Friday, March 4, 2011

To Mentor or Not to Mentor?

Spring (or the threat of it) is that time of year when La Salle begins to prepare for the annual Mission Effectiveness Workshop conducted by the Board of Trustees and the Board of Regents. A committee of the Regents uses the academic year to collect data regarding the four principles articulated in the School’s Mission Statement (you can find our Mission Statement by clicking on “About Us” on the School’s Web Site). One of the ways in which the Committee collects data is by surveying a sample of the student body who are asked to respond to a series of questions designed to ascertain their perspective on the relative success of the strategies the School uses to implement the Mission on a daily basis. One such strategy has been the creation of a twice-weekly “Mentoring Program” in which teachers and most administrators meet with a group of 16 students for about 30 minutes. A committee of administrators and faculty has created a grade-specific curriculum to address the various issues arising over the course of four years in which our teenagers grapple with changes in their physical, intellectual and emotional development. The fall semester, for example, finds the seniors spending a significant amount of their Mentoring periods focused on the task of applying to and selecting an appropriate college. Freshmen, on the other hand, are introduced to the highly structured world called high school and are given strategies to negotiate the - often bewildering - maze of emotional, intellectual and social issues into which they are thrust on a daily basis.

It shouldn’t surprise any adult actively engaged in negotiating the peaks and valleys of adolescent life (parents/teachers) that the older the teenager, the more critical they are of the value of the Mentoring program. Seniors, therefore, could be expected to be more annoyed with the sudden disruption in their schedule that Mentoring imposed on them. Pat Bonacci, AFSC delightfully captured their irritation with this observation:

Of course they’re annoyed…we took away 10 minutes of their lunch-time and added 10 minutes to their school-day!

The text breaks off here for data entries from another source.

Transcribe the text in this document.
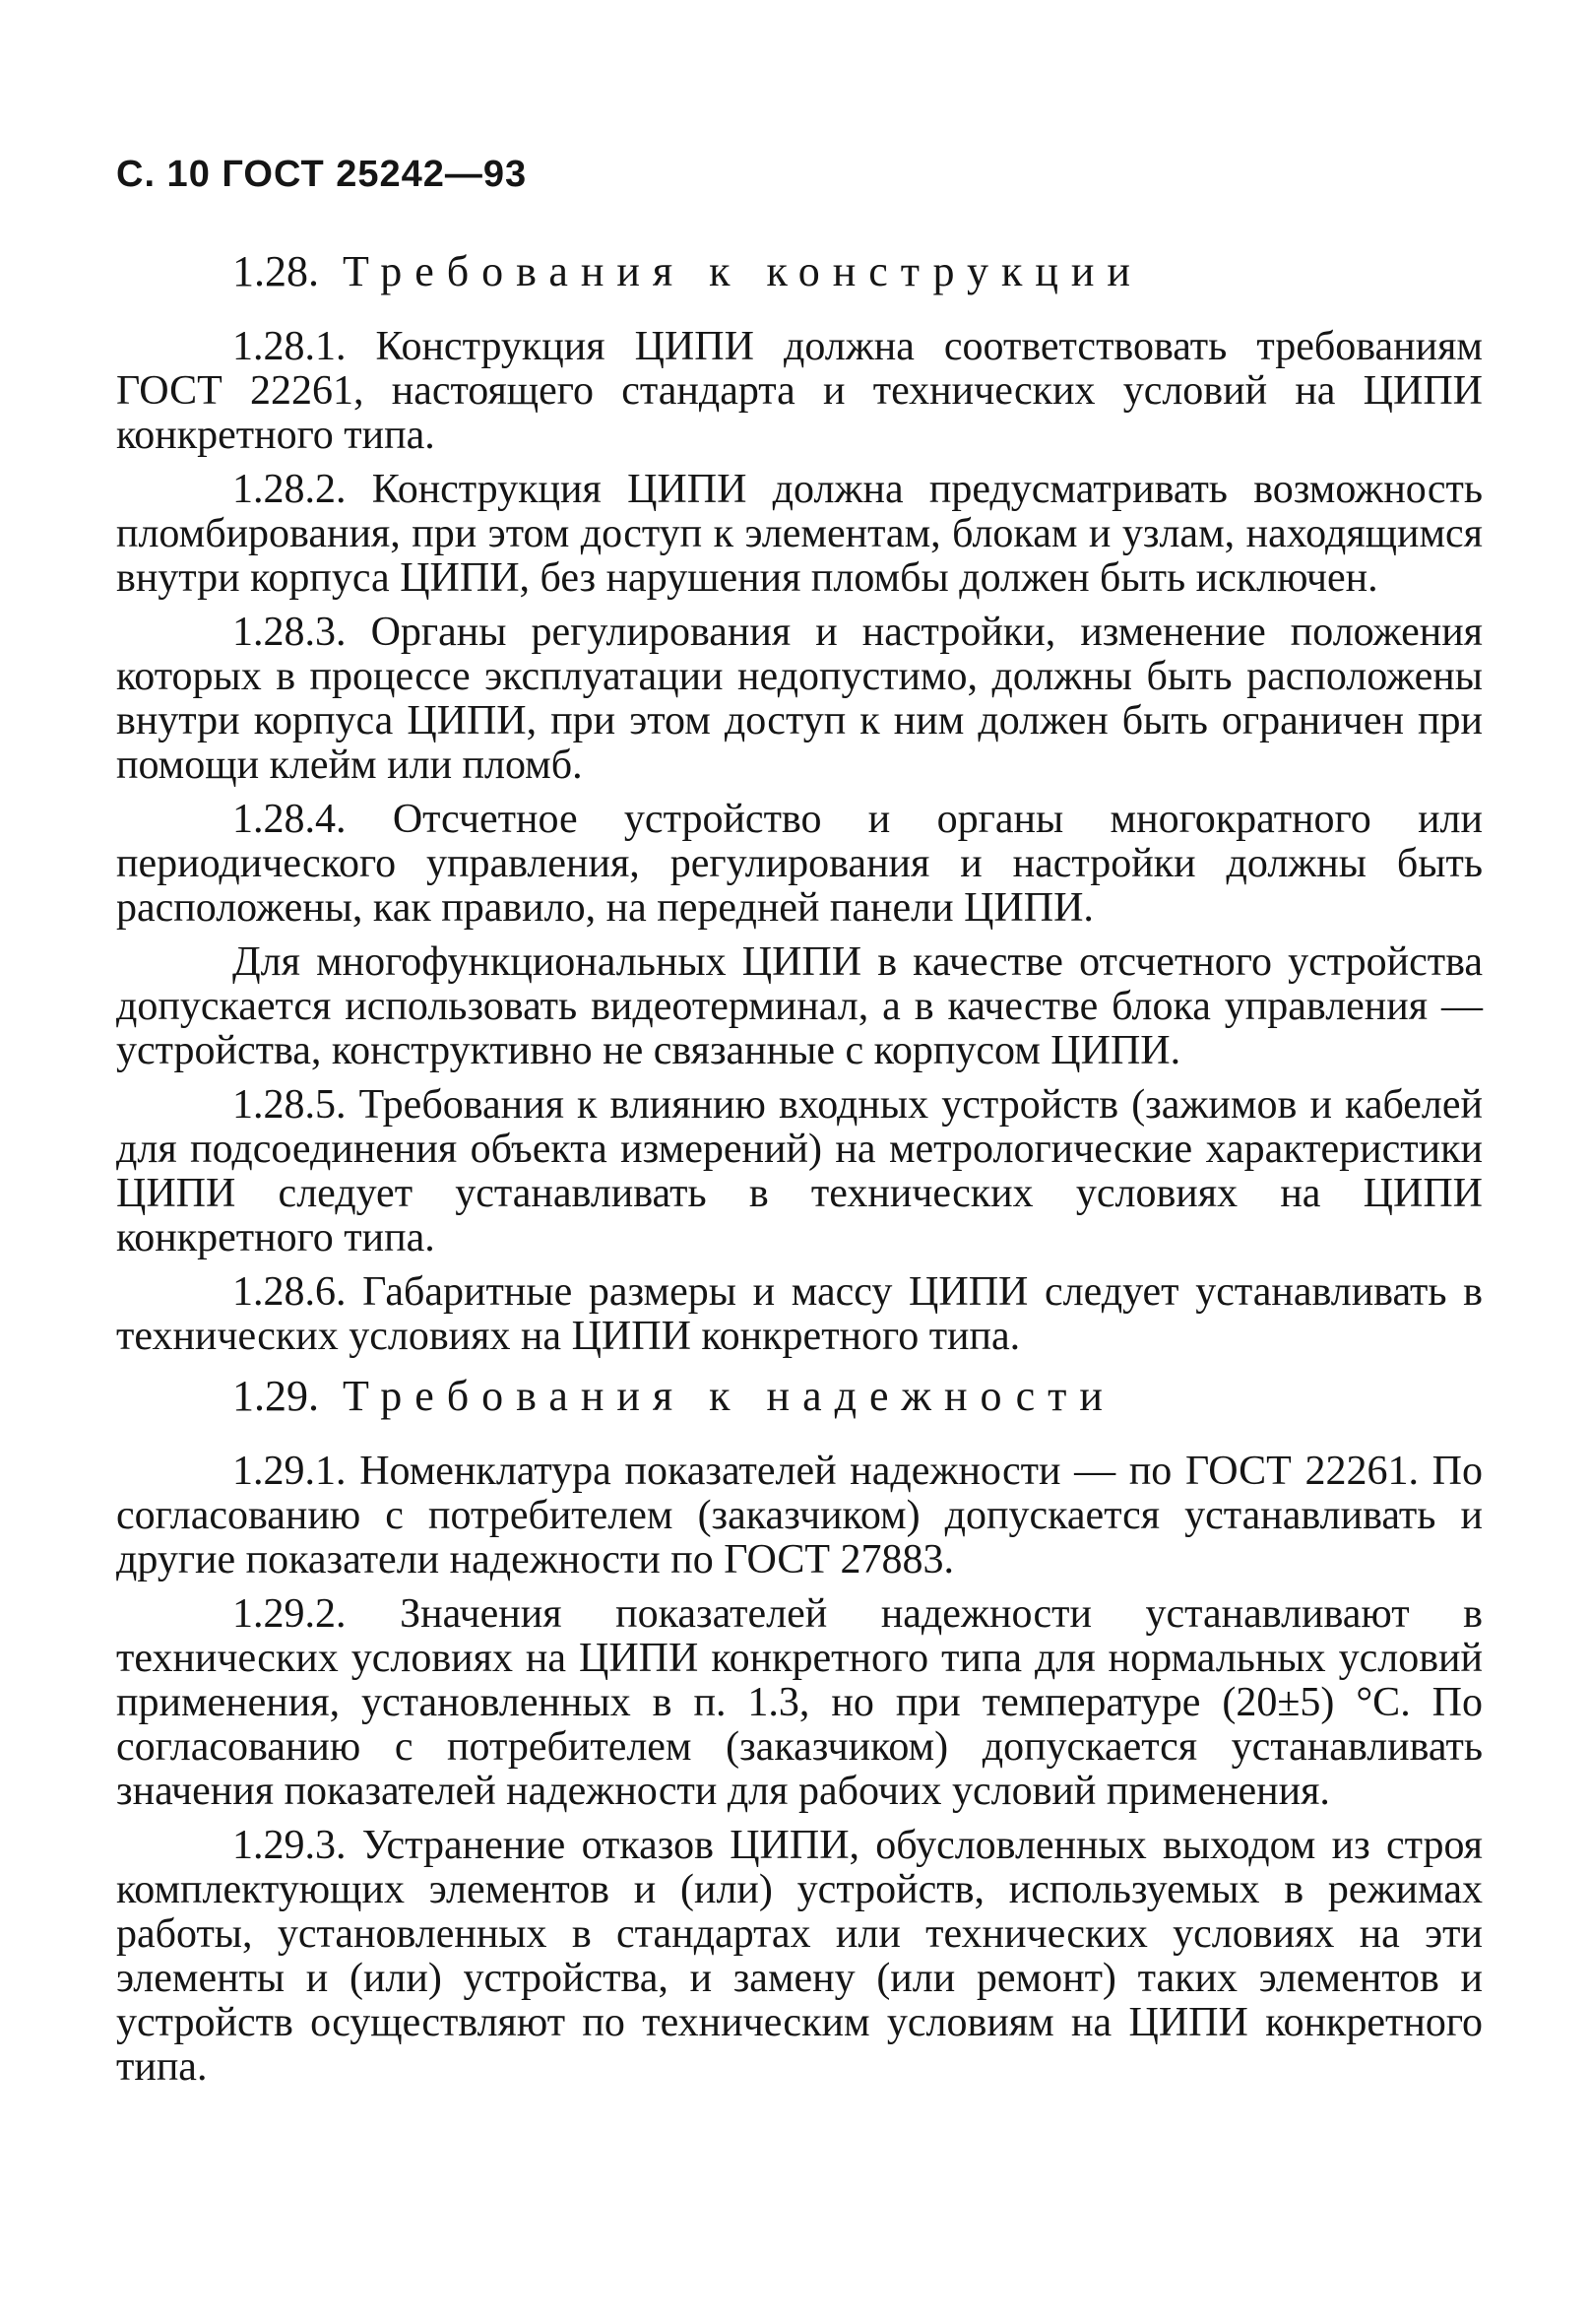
С. 10 ГОСТ 25242—93
1.28. Требования к конструкции

1.28.1. Конструкция ЦИПИ должна соответствовать требованиям ГОСТ 22261, настоящего стандарта и технических условий на ЦИПИ конкретного типа.

1.28.2. Конструкция ЦИПИ должна предусматривать возможность пломбирования, при этом доступ к элементам, блокам и узлам, находящимся внутри корпуса ЦИПИ, без нарушения пломбы должен быть исключен.

1.28.3. Органы регулирования и настройки, изменение положения которых в процессе эксплуатации недопустимо, должны быть расположены внутри корпуса ЦИПИ, при этом доступ к ним должен быть ограничен при помощи клейм или пломб.

1.28.4. Отсчетное устройство и органы многократного или периодического управления, регулирования и настройки должны быть расположены, как правило, на передней панели ЦИПИ.

Для многофункциональных ЦИПИ в качестве отсчетного устройства допускается использовать видеотерминал, а в качестве блока управления — устройства, конструктивно не связанные с корпусом ЦИПИ.

1.28.5. Требования к влиянию входных устройств (зажимов и кабелей для подсоединения объекта измерений) на метрологические характеристики ЦИПИ следует устанавливать в технических условиях на ЦИПИ конкретного типа.

1.28.6. Габаритные размеры и массу ЦИПИ следует устанавливать в технических условиях на ЦИПИ конкретного типа.

1.29. Требования к надежности

1.29.1. Номенклатура показателей надежности — по ГОСТ 22261. По согласованию с потребителем (заказчиком) допускается устанавливать и другие показатели надежности по ГОСТ 27883.

1.29.2. Значения показателей надежности устанавливают в технических условиях на ЦИПИ конкретного типа для нормальных условий применения, установленных в п. 1.3, но при температуре (20±5) °С. По согласованию с потребителем (заказчиком) допускается устанавливать значения показателей надежности для рабочих условий применения.

1.29.3. Устранение отказов ЦИПИ, обусловленных выходом из строя комплектующих элементов и (или) устройств, используемых в режимах работы, установленных в стандартах или технических условиях на эти элементы и (или) устройства, и замену (или ремонт) таких элементов и устройств осуществляют по техническим условиям на ЦИПИ конкретного типа.
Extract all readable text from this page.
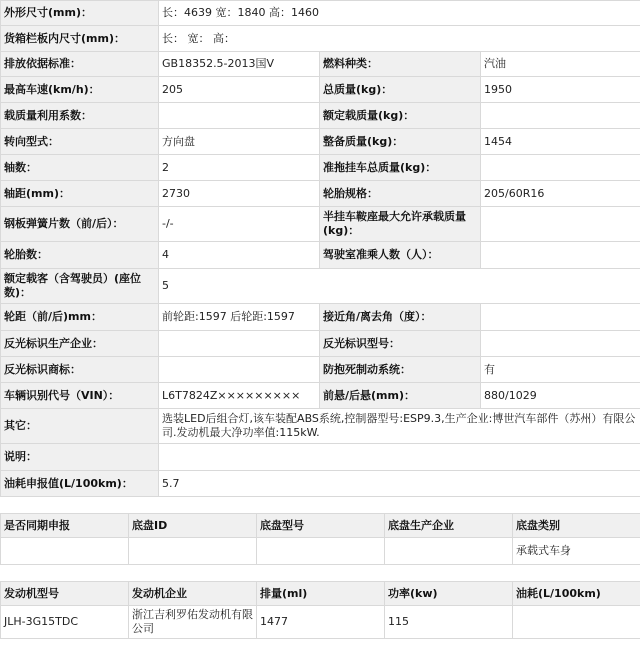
外形尺寸(mm)：	长：4639 宽：1840 高：1460		
货箱栏板内尺寸(mm)：	长： 宽： 高：		
排放依据标准：	GB18352.5-2013国Ⅴ	燃料种类：	汽油
最高车速(km/h)：	205	总质量(kg)：	1950
载质量利用系数：		额定载质量(kg)：	
转向型式：	方向盘	整备质量(kg)：	1454
轴数：	2	准拖挂车总质量(kg)：	
轴距(mm)：	2730	轮胎规格：	205/60R16
钢板弹簧片数（前/后）：	-/-	半挂车鞍座最大允许承载质量(kg)：	
轮胎数：	4	驾驶室准乘人数（人）：	
额定载客（含驾驶员）(座位数)：	5		
轮距（前/后)mm：	前轮距:1597 后轮距:1597	接近角/离去角（度）：	
反光标识生产企业：		反光标识型号：	
反光标识商标：		防抱死制动系统：	有
车辆识别代号（VIN）：	L6T7824Z×××××××××	前悬/后悬(mm)：	880/1029
其它：	选装LED后组合灯,该车装配ABS系统,控制器型号:ESP9.3,生产企业:博世汽车部件（苏州）有限公司.发动机最大净功率值:115kW.		
说明：			
油耗申报值(L/100km)：	5.7		
是否同期申报	底盘ID	底盘型号	底盘生产企业	底盘类别
				承载式车身
发动机型号	发动机企业	排量(ml)	功率(kw)	油耗(L/100km)
JLH-3G15TDC	浙江吉利罗佑发动机有限公司	1477	115	
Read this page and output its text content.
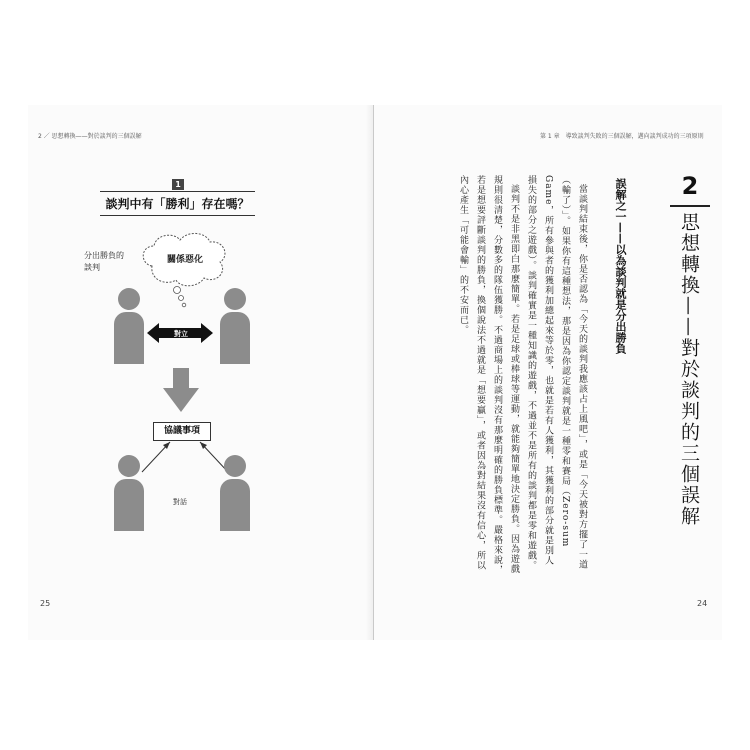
2 ／ 思想轉換——對於談判的三個誤解
1
談判中有「勝利」存在嗎？
分出勝負的談判
關係惡化
對立
協議事項
對話
25
第 1 章　導致談判失敗的三個誤解，邁向談判成功的三項原則
2
思想轉換——對於談判的三個誤解
誤解之一——以為談判就是分出勝負

當談判結束後，你是否認為「今天的談判我應該占上風吧」，或是「今天被對方擺了一道（輸了）」。如果你有這種想法，那是因為你認定談判就是一種零和賽局（Zero-sum Game，所有參與者的獲利加總起來等於零，也就是若有人獲利，其獲利的部分就是別人損失的部分之遊戲）。談判確實是一種知識的遊戲，不過並不是所有的談判都是零和遊戲。

談判不是非黑即白那麼簡單。若是足球或棒球等運動，就能夠簡單地決定勝負。因為遊戲規則很清楚，分數多的隊伍獲勝。不過商場上的談判沒有那麼明確的勝負標準。嚴格來說，若是想要評斷談判的勝負，換個說法不過就是「想要贏」，或者因為對結果沒有信心，所以內心產生「可能會輸」的不安而已。

24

While senior angst is a situation worthy of attention, what was troubling to the committee was the discovery, based on last year’s survey of students (which coincided with the implementation of the first year of the Mentoring program), that there was a significant lack of clarity across grade levels as to the purpose of Mentoring. As a result, the committee included a “free-response” question in the 2011 survey which led with the prompt:

The purpose of Mentoring is….

Student response to this question mirrored my earlier assertion about the inverse relationship between the age of adolescents and their relative comfort with change. Here are a couple of freshman responses:


to help the students get started at La Salle and to have someone to go to if there is some sort of problem

to have someone to talk to about things that happen in school and to help you with questions about school. It is also used to help you to become a better person and have strong morals

These comments – which echo the statement of purpose in the Mentor curriculum – highlight the ongoing renewal experienced by every high school with the arrival of a new freshman class. Not knowing what the school was like before their arrival, freshmen take at face value the program they experience in their first year. They are too new – and young – to question the decisions of teachers and administrators.

Not so for seniors who have had three years of twists and turns in their academic journey to inform them of what’s wrong with high school. Some of their cynicism is a function of their desire to occupy the privileged position that being a high school senior represents. When they finally get there, they tend to be uninterested in any change which impacts their anticipated enjoyment that being at the “top of the heap” represents. The introduction of Mentoring in their senior year is an example of a change that impacts their anticipated privileged status. To no one’s surprise, the following responses typify their reaction to Mentoring:

to make the school day longer and to sound fancy to incoming freshman

to fill in a forty minute time lapse so it looks like we're at school for a longer amount of time

The latter comment echoes Pat Bonacci’s lighthearted interpretation of the seniors take on Mentoring. To be fair, some seniors were willing to look at the big picture:

to give students an open forum to discuss important facets of our academic and outside life.

Parents know first-hand how their teenagers can resist change which is intended for their benefit. It is no different in schools. I’ve often commented in this space and elsewhere that La Salle’s success is a product of the close working relationship between home and school. And, just as parents have to wait until their children reach adulthood to receive significant appreciation for their good parenting, it is just as true at school. So, while we know that four years from now Mentoring will be an accepted fact of life at La Salle; today’s freshmen will become tomorrow’s seniors, with their own set of critiques…and the cycle begins anew – just like springtime.